I’m not sure I would have understood this in my pre-kid life. Sure, I’d fathom, I’d guess, I’d hypothesize. But until you live it, you really cannot fully appreciate such a statement. It’s like my first Mother’s Day as a mother realizing DAMN, this holiday is important. I need a validation day on the calendar for all – uh hum, husbands – to recognize and react to. When you’re narrating something second or third perspective you can only understand a limited amount, regardless of how empathetic and observant you are. Once your perspective becomes first person account, you truly fall on your knees in the light of the truth.
Although I sing the praises of this book’s title for immediately shining light on all the book entails in that single phrase, it’s not even my favorite quote. I’ve only just begun the book, but so far my favorite quote is:
“I love being a mom; I just hate doing it.”
Does this sound terrible to anyone?

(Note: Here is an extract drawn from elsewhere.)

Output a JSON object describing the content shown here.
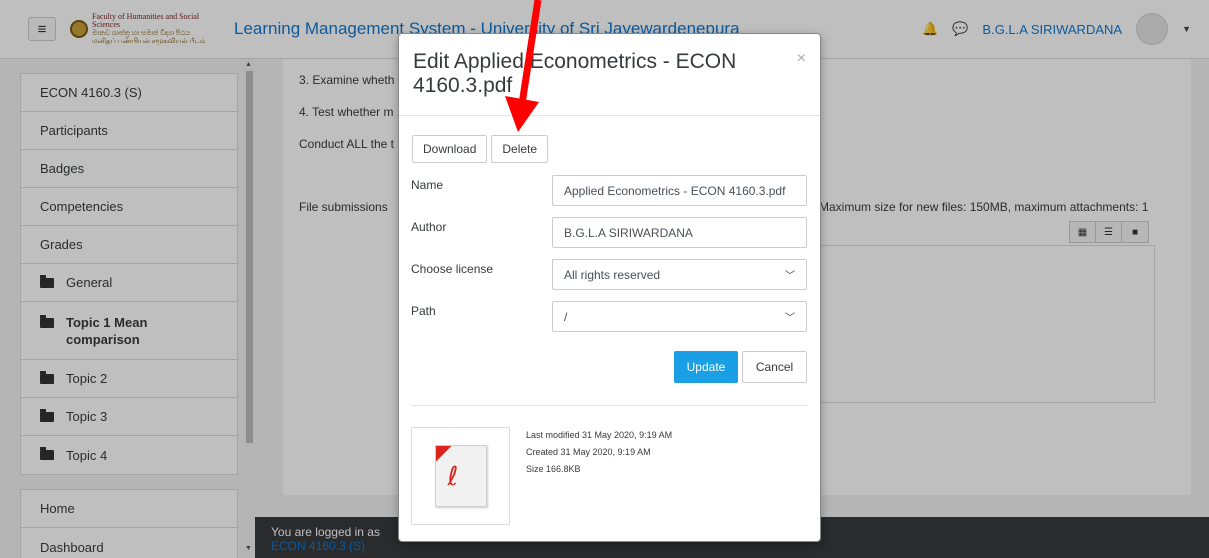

It kind of does to me but it still doesn’t stop me from raising my hand in admittance to fully embracing its Truth. Yeah, yeah, I do know mothers who really do seem blissfully thankful for all the minutes they spend with their children, who seem to need no time alone or time away or more time in general. I am as suspicious of those women as I was of the girls in college who jumped from boyfriend to boyfriend who could never be alone. As someone who enjoys her independence, and who is arguably a little selfish of that time, I have a hard time connecting with those selfless woman who can sacrifice every part of themselves. I can’t do it. And I don’t want to do it. I also can’t believe that’s how they really feel.
Thank God for paradoxes because without those seemingly contradictory sayings, I think I’d feel a bit more lost and confused in motherhood. Irony, anyone?
One quote not riddled with contradiction: “I can’t believe I gave up nine months of drinking for this.”
Of course the quotes I’ve chosen from this book do not rule my daily life. But they often go unsaid by other moms/parents out of guilt or embarrassment. I’m often riddled with (self-inflicted) mom guilt for one reason or another, but I’m not afflicted with the latter. Why should I be ashamed for wanting to be both a mom and a strong person with my own goals and hobbies? I want that for ME and I want my girls to see me not only as their servant mom, but as a person as well.
At this point, I’d like to exalt my eternal love for my darling little girls. Them, and this book. Cheers.